As medidas hoje anunciadas por José Luis Rodríguez Zapatero, numa intervenção no Congresso de Deputados, são as seguintes:

- Redução de salários dos funcionários públicos, em média, 5 por cento em 2010, congelando-as em 2011. A redução será proporcional às receitas.

- Redução de 15% no salário dos membros do Governo.

- Suspensão em 2011 da revalorização das pensões, excluindo as mínimas.

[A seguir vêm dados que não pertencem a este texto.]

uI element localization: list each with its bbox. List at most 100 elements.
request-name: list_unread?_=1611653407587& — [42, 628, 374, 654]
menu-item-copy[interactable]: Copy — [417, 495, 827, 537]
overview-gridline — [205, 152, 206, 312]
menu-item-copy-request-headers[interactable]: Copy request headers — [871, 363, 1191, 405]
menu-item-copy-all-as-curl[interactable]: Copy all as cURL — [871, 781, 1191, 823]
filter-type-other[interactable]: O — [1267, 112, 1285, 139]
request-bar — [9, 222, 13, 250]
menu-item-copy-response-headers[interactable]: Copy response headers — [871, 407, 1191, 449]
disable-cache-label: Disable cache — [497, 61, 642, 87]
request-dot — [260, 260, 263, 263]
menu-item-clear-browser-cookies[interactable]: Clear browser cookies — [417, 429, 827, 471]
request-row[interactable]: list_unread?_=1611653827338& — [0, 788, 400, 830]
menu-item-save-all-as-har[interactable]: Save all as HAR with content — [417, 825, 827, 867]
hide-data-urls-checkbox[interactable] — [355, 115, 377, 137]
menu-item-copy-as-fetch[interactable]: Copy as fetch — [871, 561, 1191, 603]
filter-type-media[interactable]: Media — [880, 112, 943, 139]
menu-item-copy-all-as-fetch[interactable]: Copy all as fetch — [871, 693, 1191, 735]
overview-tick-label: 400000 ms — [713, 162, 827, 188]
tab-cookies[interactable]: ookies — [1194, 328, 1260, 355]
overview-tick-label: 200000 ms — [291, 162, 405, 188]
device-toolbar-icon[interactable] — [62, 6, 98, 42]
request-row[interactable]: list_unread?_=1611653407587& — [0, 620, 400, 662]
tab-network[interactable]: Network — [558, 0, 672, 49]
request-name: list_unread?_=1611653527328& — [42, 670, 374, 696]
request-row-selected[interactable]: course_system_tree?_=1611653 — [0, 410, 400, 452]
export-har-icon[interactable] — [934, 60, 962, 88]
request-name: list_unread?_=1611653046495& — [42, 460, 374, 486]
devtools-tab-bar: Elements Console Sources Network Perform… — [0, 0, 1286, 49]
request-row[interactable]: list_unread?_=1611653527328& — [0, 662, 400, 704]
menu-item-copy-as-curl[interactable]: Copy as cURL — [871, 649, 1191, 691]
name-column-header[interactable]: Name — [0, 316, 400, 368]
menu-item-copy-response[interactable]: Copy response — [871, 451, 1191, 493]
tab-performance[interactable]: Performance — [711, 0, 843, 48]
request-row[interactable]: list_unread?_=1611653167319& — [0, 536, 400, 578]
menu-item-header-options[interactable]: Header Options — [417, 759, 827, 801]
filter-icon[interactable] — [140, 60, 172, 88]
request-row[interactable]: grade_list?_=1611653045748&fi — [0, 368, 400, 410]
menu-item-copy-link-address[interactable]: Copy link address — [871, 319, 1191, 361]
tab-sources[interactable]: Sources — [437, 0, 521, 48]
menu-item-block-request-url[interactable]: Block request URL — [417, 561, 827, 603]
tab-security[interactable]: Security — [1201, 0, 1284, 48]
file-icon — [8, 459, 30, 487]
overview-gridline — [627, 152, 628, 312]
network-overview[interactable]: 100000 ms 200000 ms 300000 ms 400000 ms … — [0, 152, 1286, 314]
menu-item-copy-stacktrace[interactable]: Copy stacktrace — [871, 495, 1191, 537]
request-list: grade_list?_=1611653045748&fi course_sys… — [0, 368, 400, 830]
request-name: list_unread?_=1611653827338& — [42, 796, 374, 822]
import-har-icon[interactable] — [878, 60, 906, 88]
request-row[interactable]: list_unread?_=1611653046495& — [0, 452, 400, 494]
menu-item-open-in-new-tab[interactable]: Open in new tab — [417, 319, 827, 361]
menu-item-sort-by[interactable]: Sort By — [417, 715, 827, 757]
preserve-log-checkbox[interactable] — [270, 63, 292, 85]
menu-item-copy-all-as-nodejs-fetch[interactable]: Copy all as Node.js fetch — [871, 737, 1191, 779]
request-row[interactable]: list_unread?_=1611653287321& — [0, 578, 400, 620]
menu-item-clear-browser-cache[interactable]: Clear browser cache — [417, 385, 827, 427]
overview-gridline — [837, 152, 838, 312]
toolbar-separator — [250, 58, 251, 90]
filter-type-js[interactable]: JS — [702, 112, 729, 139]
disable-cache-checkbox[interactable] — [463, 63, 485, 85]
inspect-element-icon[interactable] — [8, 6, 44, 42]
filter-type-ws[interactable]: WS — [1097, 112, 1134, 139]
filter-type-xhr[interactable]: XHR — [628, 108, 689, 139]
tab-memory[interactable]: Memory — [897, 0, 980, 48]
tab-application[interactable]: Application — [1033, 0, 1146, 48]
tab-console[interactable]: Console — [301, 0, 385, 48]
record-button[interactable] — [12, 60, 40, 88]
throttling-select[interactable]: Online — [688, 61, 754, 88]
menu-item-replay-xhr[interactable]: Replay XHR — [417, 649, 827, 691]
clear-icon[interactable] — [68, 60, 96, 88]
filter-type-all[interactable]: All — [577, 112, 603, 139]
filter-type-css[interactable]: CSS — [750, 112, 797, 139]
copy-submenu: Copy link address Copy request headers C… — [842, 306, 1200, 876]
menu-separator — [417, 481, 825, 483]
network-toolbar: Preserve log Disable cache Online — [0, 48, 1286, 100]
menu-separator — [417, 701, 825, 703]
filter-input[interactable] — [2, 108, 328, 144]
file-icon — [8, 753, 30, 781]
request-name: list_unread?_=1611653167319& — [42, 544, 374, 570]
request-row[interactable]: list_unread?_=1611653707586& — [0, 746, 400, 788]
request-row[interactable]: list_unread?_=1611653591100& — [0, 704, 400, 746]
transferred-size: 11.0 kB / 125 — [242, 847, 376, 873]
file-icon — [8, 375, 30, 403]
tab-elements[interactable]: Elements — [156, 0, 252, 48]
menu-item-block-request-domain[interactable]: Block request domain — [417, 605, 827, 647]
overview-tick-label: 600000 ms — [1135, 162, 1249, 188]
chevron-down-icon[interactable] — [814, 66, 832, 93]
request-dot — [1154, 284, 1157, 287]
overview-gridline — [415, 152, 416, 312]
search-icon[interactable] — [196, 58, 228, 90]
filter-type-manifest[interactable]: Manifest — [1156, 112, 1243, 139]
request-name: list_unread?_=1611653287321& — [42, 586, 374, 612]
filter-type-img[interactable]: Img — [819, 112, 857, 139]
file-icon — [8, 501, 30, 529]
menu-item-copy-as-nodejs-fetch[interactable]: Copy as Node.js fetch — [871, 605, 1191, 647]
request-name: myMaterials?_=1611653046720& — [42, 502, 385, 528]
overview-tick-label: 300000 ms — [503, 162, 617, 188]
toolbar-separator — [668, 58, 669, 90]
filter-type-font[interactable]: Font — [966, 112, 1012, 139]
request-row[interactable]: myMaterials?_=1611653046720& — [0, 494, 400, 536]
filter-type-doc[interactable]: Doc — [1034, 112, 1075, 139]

- Eliminação de regime transitório para a reforma parcial em vigor desde 2007.

- Eliminação do cheque-bebé de 2.500 euros a partir de janeiro de 2011.

- Adaptação do número de unidades das embalagens de medicamentos para as ajustar à duração padrão dos tratamentos. Unidoses poderão ser dispensadas mediante fracionamento das embalagens.

- Ajuda ao desenvolvimento (externa) cairá 600 milhões de euros em 2010 e 2011.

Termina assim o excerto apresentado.